Abstract

Machine-learners used for digital soil mapping are generally trained using either data derived from field-observed soil pits or from soil survey polygons - although no direct comparison of the accuracy resulting from the two methods has yet to be undertaken. This study examined such a comparison over the Okanagan Valley and Kamloops region of British Columbia where good quality soil pit and soil survey data were available. A standard set of environmental variables including vegetative, climatic, and topographic indices were used to predict soil Great Groups in accordance with the Canadian System of Soil Classification. The pit-derived training dataset was developed using n=478 points from the British Columbia Soil Information System while the polygon-derived training dataset was developed through random sampling of single-component soil survey map units based on an area-weighted approach. In both cases, the training points were intersected with a suite of 18 environmental covariates, reduced from 27 covariates using principal component analysis, and submitted to a machine-learner for predictions at a 100m spatial resolution. Four single-model learners (CART, k-nearest neighbor, multinomial logistic regression, and logistic model tree) and five ensemble-model learners (CART with bagging, k-nearest neighbor with bagging, multinomial logistic regression with bagging, logistic model trees with bagging, and Random Forest) were compared.

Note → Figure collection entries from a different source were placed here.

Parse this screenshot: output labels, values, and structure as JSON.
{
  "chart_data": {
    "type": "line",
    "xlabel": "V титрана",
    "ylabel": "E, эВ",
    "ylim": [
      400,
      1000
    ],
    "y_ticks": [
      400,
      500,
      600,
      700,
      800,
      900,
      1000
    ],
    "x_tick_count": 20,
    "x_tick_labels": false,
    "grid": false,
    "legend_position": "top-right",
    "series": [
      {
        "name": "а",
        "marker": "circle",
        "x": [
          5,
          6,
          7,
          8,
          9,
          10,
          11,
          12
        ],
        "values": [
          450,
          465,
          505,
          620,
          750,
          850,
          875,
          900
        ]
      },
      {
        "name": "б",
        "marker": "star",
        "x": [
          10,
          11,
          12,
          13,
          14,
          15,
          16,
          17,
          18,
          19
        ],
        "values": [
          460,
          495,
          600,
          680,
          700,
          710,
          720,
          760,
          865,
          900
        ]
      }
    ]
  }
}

Surfaces of prediction uncertainty were produced using ignorance uncertainty and results were validated using a 5-fold cross-validation procedure. Predictions made using polygon-derived training data were consistently higher in accuracy across all models where the Random Forest model was the most effective learner with C=61% accuracy when using pit-derived training data and C=68% accuracy when using polygon-derived training data. Comparing single-model and ensemble-learner models, the bagging algorithm resulted in a 2–11% increase in accuracy when using pit-derived training data. Ensemble-models allowed for the visualization of prediction uncertainty. This study provides further insight into the use of legacy soil data and the development of training data for digital soil mapping.